We're going to look at the files saved by Visual Studio, but there are two things that need to be emphasized at this point.

* You won't be able to see all of the files unless you change your folder view options (Tools > Folder Options > View in Windows XP). The Windows default is to not be able to view "hidden" files and folders. Microsoft makes this the default because these files and folders are intended to be changed only with a tool ... like Visual Studio .NET!
* And this brings up the second thing you need to know. The main tool you will use to change some of these is the Solution Explorer window in VS.NET. So, although we're going to look the files and folders for purposes of understanding VS.NET, you should actually manage your programming solution in Visual Studio.

Before you write even one line of code, Visual Studio creates a couple of solution files at the top level of your application folder structure. These files keep track of the configuration of your solution and the options you have selected. A VS.NET Solutions contains projects (and some other information) and projects contain the references, data connections, folders, and files that you need to create your application. You should never have to change either of them except through VS.NET.

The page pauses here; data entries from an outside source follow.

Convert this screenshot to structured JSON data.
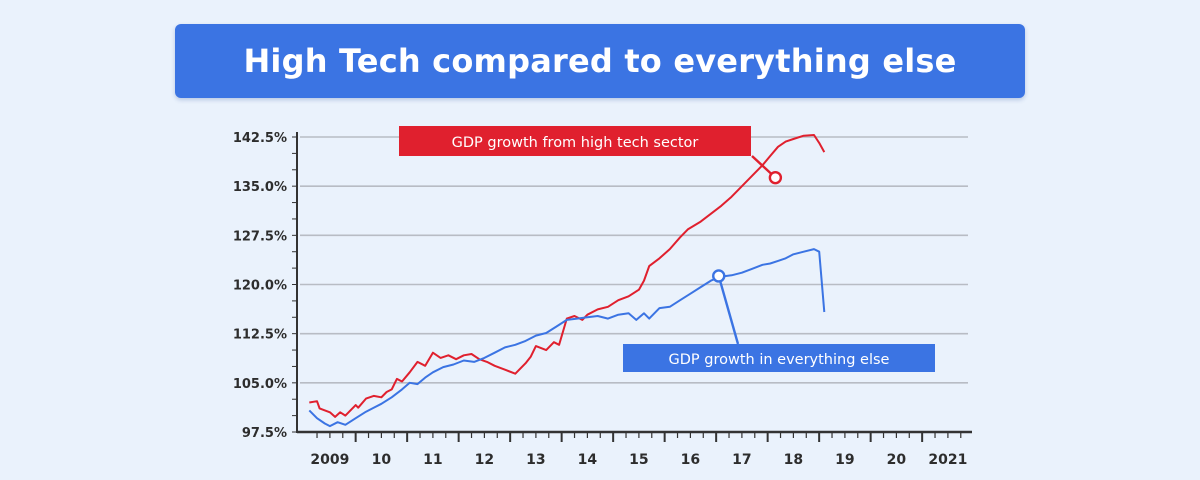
{
  "header": {
    "title": "High Tech compared to everything else"
  },
  "chart_data": {
    "type": "line",
    "title": "High Tech compared to everything else",
    "xlabel": "",
    "ylabel": "",
    "xlim": [
      2008.6,
      2021.5
    ],
    "ylim": [
      97.5,
      142.5
    ],
    "y_ticks": [
      "97.5%",
      "105.0%",
      "112.5%",
      "120.0%",
      "127.5%",
      "135.0%",
      "142.5%"
    ],
    "y_tick_values": [
      97.5,
      105.0,
      112.5,
      120.0,
      127.5,
      135.0,
      142.5
    ],
    "x_ticks": [
      "2009",
      "10",
      "11",
      "12",
      "13",
      "14",
      "15",
      "16",
      "17",
      "18",
      "19",
      "20",
      "2021"
    ],
    "x_tick_values": [
      2009,
      2010,
      2011,
      2012,
      2013,
      2014,
      2015,
      2016,
      2017,
      2018,
      2019,
      2020,
      2021
    ],
    "grid": true,
    "colors": {
      "high_tech": "#e0202e",
      "everything_else": "#3b74e3",
      "grid": "#b8bcc4",
      "axis": "#333333"
    },
    "series": [
      {
        "name": "GDP growth from high tech sector",
        "x": [
          2008.6,
          2008.75,
          2008.8,
          2009.0,
          2009.1,
          2009.2,
          2009.3,
          2009.5,
          2009.55,
          2009.7,
          2009.85,
          2010.0,
          2010.1,
          2010.2,
          2010.3,
          2010.4,
          2010.55,
          2010.7,
          2010.85,
          2011.0,
          2011.15,
          2011.3,
          2011.45,
          2011.6,
          2011.75,
          2011.9,
          2012.05,
          2012.2,
          2012.4,
          2012.6,
          2012.8,
          2012.9,
          2013.0,
          2013.2,
          2013.35,
          2013.45,
          2013.6,
          2013.75,
          2013.9,
          2014.0,
          2014.2,
          2014.4,
          2014.6,
          2014.8,
          2015.0,
          2015.1,
          2015.2,
          2015.4,
          2015.6,
          2015.8,
          2015.95,
          2016.2,
          2016.4,
          2016.6,
          2016.8,
          2017.0,
          2017.2,
          2017.4,
          2017.55,
          2017.7,
          2017.85,
          2018.0,
          2018.2,
          2018.4,
          2018.5,
          2018.6
        ],
        "values": [
          102.0,
          102.2,
          101.1,
          100.5,
          99.8,
          100.5,
          100.0,
          101.6,
          101.2,
          102.6,
          103.0,
          102.8,
          103.6,
          104.0,
          105.6,
          105.2,
          106.6,
          108.2,
          107.6,
          109.6,
          108.8,
          109.2,
          108.6,
          109.2,
          109.4,
          108.6,
          108.2,
          107.6,
          107.0,
          106.4,
          108.0,
          109.0,
          110.6,
          110.0,
          111.2,
          110.8,
          114.8,
          115.2,
          114.6,
          115.4,
          116.2,
          116.6,
          117.6,
          118.2,
          119.2,
          120.6,
          122.8,
          124.0,
          125.4,
          127.2,
          128.4,
          129.6,
          130.8,
          132.0,
          133.4,
          135.0,
          136.6,
          138.2,
          139.6,
          141.0,
          141.8,
          142.2,
          142.7,
          142.8,
          141.6,
          140.2
        ]
      },
      {
        "name": "GDP growth in everything else",
        "x": [
          2008.6,
          2008.75,
          2008.9,
          2009.0,
          2009.15,
          2009.3,
          2009.5,
          2009.7,
          2009.85,
          2010.0,
          2010.2,
          2010.4,
          2010.55,
          2010.7,
          2010.85,
          2011.0,
          2011.2,
          2011.4,
          2011.6,
          2011.8,
          2012.0,
          2012.2,
          2012.4,
          2012.6,
          2012.8,
          2013.0,
          2013.2,
          2013.4,
          2013.6,
          2013.8,
          2014.0,
          2014.2,
          2014.4,
          2014.6,
          2014.8,
          2014.95,
          2015.1,
          2015.2,
          2015.4,
          2015.6,
          2015.8,
          2016.0,
          2016.2,
          2016.4,
          2016.6,
          2016.8,
          2017.0,
          2017.2,
          2017.4,
          2017.55,
          2017.7,
          2017.85,
          2018.0,
          2018.2,
          2018.4,
          2018.5,
          2018.6
        ],
        "values": [
          100.8,
          99.6,
          98.8,
          98.4,
          99.0,
          98.6,
          99.6,
          100.6,
          101.2,
          101.8,
          102.8,
          104.0,
          105.0,
          104.8,
          105.8,
          106.6,
          107.4,
          107.8,
          108.4,
          108.2,
          108.8,
          109.6,
          110.4,
          110.8,
          111.4,
          112.2,
          112.6,
          113.6,
          114.6,
          114.8,
          115.0,
          115.2,
          114.8,
          115.4,
          115.6,
          114.6,
          115.6,
          114.8,
          116.4,
          116.6,
          117.6,
          118.6,
          119.6,
          120.6,
          121.2,
          121.4,
          121.8,
          122.4,
          123.0,
          123.2,
          123.6,
          124.0,
          124.6,
          125.0,
          125.4,
          125.0,
          115.8
        ]
      }
    ],
    "annotations": [
      {
        "series": 0,
        "text": "GDP growth from high tech sector",
        "x": 2017.65,
        "y": 136.3,
        "color": "#e0202e"
      },
      {
        "series": 1,
        "text": "GDP growth in everything else",
        "x": 2016.55,
        "y": 121.3,
        "color": "#3b74e3"
      }
    ]
  }
}
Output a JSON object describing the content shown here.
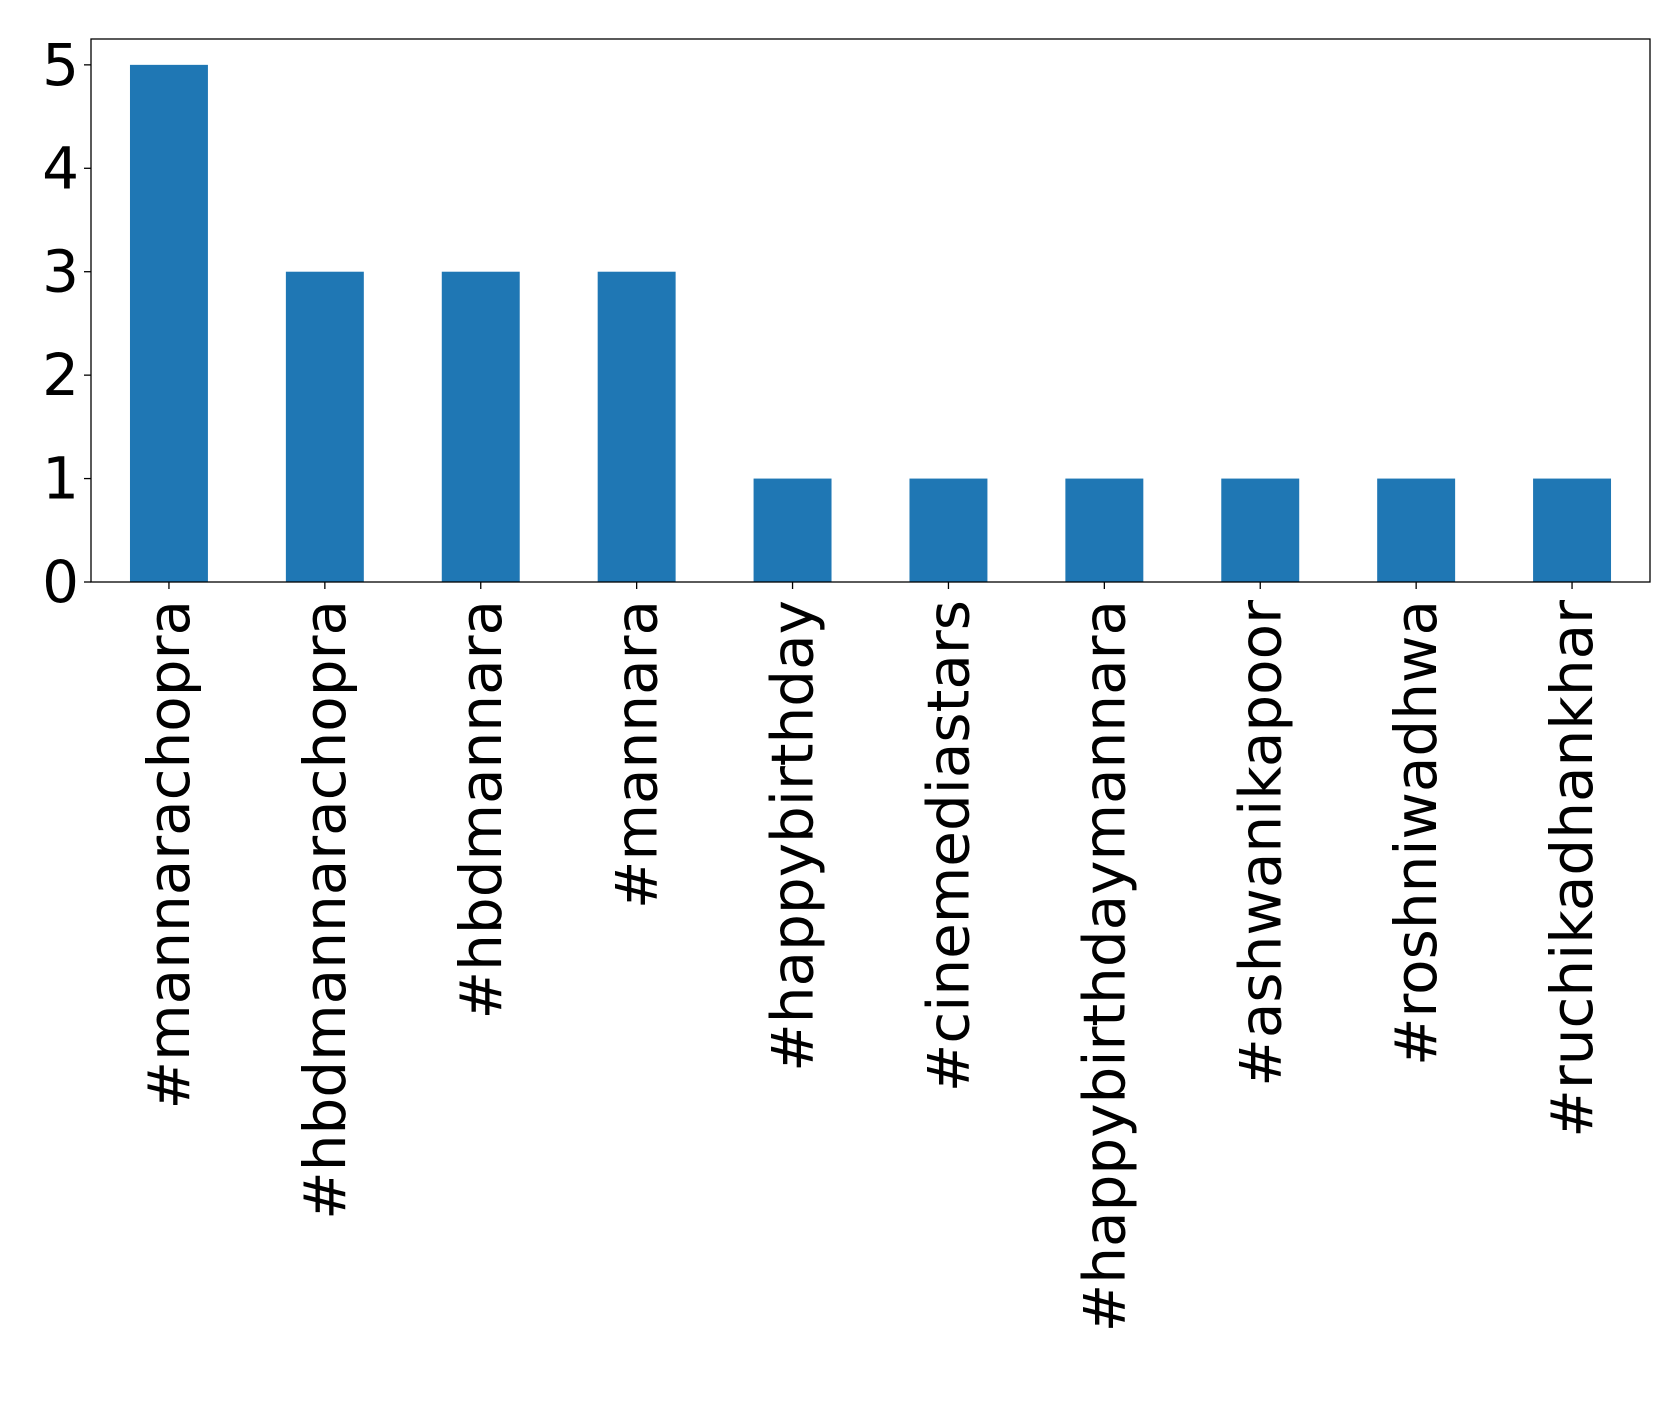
{
  "chart_data": {
    "type": "bar",
    "title": "",
    "xlabel": "",
    "ylabel": "",
    "categories": [
      "#mannarachopra",
      "#hbdmannarachopra",
      "#hbdmannara",
      "#mannara",
      "#happybirthday",
      "#cinemediastars",
      "#happybirthdaymannara",
      "#ashwanikapoor",
      "#roshniwadhwa",
      "#ruchikadhankhar"
    ],
    "values": [
      5,
      3,
      3,
      3,
      1,
      1,
      1,
      1,
      1,
      1
    ],
    "ylim": [
      0,
      5.25
    ],
    "yticks": [
      0,
      1,
      2,
      3,
      4,
      5
    ],
    "grid": false,
    "legend": "none",
    "bar_color": "#1f77b4"
  }
}
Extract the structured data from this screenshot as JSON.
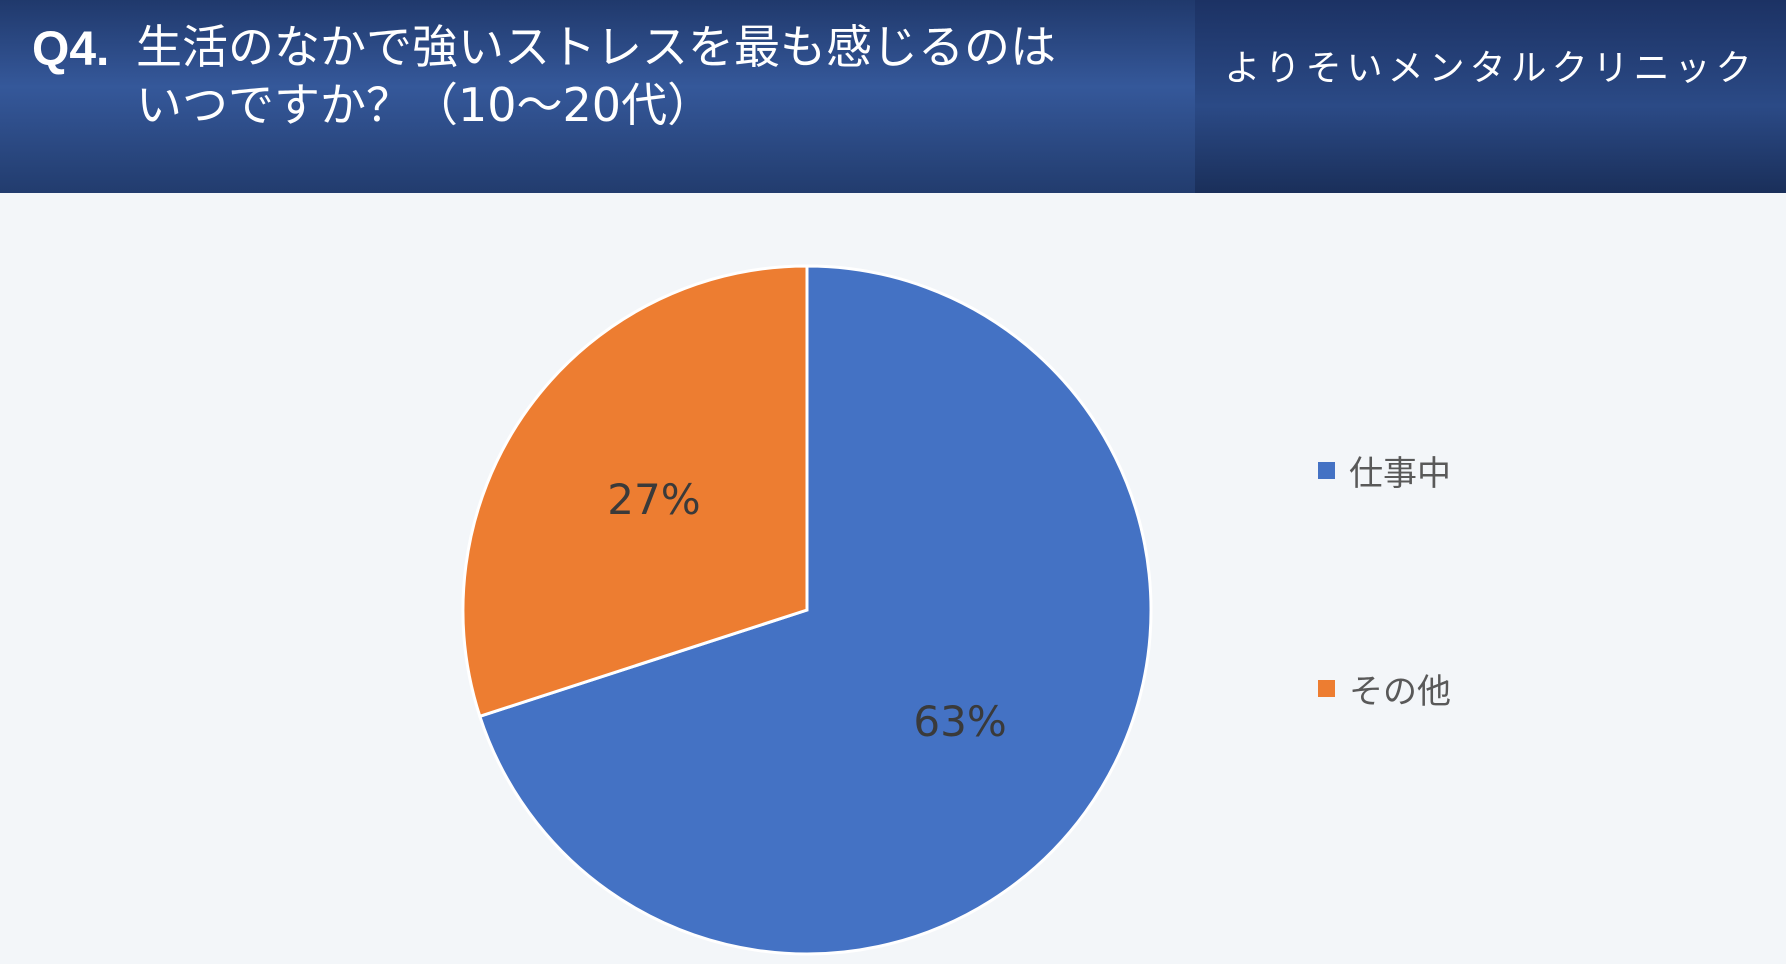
{
  "header": {
    "question_number": "Q4.",
    "question_line1": "生活のなかで強いストレスを最も感じるのは",
    "question_line2": "いつですか？（10〜20代）",
    "brand": "よりそいメンタルクリニック"
  },
  "colors": {
    "slice_work": "#4472c4",
    "slice_other": "#ed7d31"
  },
  "chart_data": {
    "type": "pie",
    "categories": [
      "仕事中",
      "その他"
    ],
    "values": [
      63,
      27
    ],
    "labels": [
      "63%",
      "27%"
    ],
    "legend_position": "right"
  }
}
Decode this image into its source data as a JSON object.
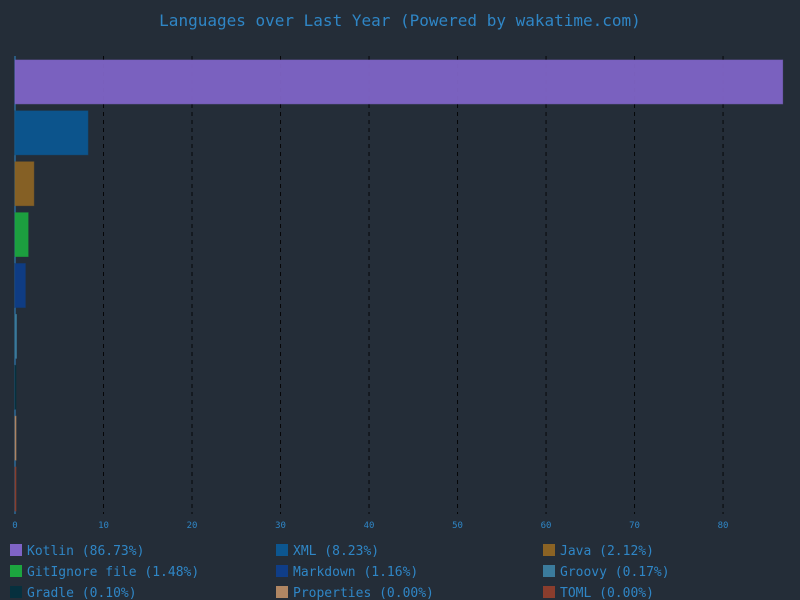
{
  "chart_data": {
    "type": "bar",
    "orientation": "horizontal",
    "title": "Languages over Last Year (Powered by wakatime.com)",
    "xlabel": "",
    "ylabel": "",
    "xlim": [
      0,
      87
    ],
    "x_ticks": [
      0,
      10,
      20,
      30,
      40,
      50,
      60,
      70,
      80
    ],
    "grid": "vertical-dashed",
    "legend_position": "bottom",
    "categories": [
      "Kotlin",
      "XML",
      "Java",
      "GitIgnore file",
      "Markdown",
      "Groovy",
      "Gradle",
      "Properties",
      "TOML"
    ],
    "values": [
      86.73,
      8.23,
      2.12,
      1.48,
      1.16,
      0.17,
      0.1,
      0.0,
      0.0
    ],
    "legend_labels": [
      "Kotlin (86.73%)",
      "XML (8.23%)",
      "Java (2.12%)",
      "GitIgnore file (1.48%)",
      "Markdown (1.16%)",
      "Groovy (0.17%)",
      "Gradle (0.10%)",
      "Properties (0.00%)",
      "TOML (0.00%)"
    ],
    "colors": [
      "#7f64c6",
      "#0c5690",
      "#8b6324",
      "#1ca53f",
      "#0f3d87",
      "#3b7b9c",
      "#06303e",
      "#b08663",
      "#8a3d2d"
    ]
  }
}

The rest of your solution is in the folder that is also created when you start a new project. The files here contain forms, source files, and classes in the project. So let's look at this next.
Project Files

The highlighted file contains Visual Basic code about your solution. You can open it in either a text editor (like Notepad) or in Visual Studio itself to see what it is. And, if you build a solution and then look at the Properties for the resulting EXE or DLL, you'll see the same information.

The Form1.vb file contains plain ASCII VB code for the Form. And the other three files all contain XML configuration data for the solution. Opening all of these files in Notepad just to see what they contain can give you a much better feeling for what is actually happening when you create and build VB.NET solutions.

Before you build a project, none of the other folders actually have a file in them. To see one of the most critical and important new innovations in VS.NET ... the manifest ... you have to actually build a solution.

Technically, an assembly in .NET is the smallest unit of deployable code. The minimum is one or more modules compiled into MSIL (Microsoft Intermediate Language) code and the associated metadata that decribes the assembly. When you build a project in VS.NET, the output is usually an executable program (.EXE), a dynamic-link library (.DLL) file. Most of the time, an assembly will be a single EXE or DLL file.

Every .NET assembly contains a collection of data that describes how the elements in the assembly relate to each other. The assembly manifest contains this assembly metadata and it can either be part of the EXE or DLL that results from a build, or it can be in an XML file by itself. An assembly manifest contains all the metadata needed to specify the assembly's version requirements and security identity, and all metadata needed to define the scope of the assembly and resolve references to resources and classes. J. P. Hamilton, in his excellent book, Object Oriented Programming with Visual Basic .NET describes the manifest file this way: "A block of metadata that describes everything in the assembly and how it relates to everything else."
ILDASM Manifest

An example showing how to use a standalone manifest to achieve some interesting results is described in the About Visual Basic article, Manifestly Xtra Pretty Forms.

If you try looking at an EXE or DLL using Notepad, you'll see that it's not in a form you can make sense of without some extensive programming experience. To see how to examine an internal manifest like this, let's use an example from the solution that was built to support the About Visual Basic article, The Google Web Service API. The ILDASM.EXE program can be downloaded from Microsoft along with the .NET SDK and can be used to examine a solution manifest. This is probably a lot more than you needed to know right now. The point is not that this is a tool that a beginner can use. The point is to give you an overall view about where things actually are in your VB solution that is grounded in an actual view of real programs. In other words, to take the "mystery" out of them.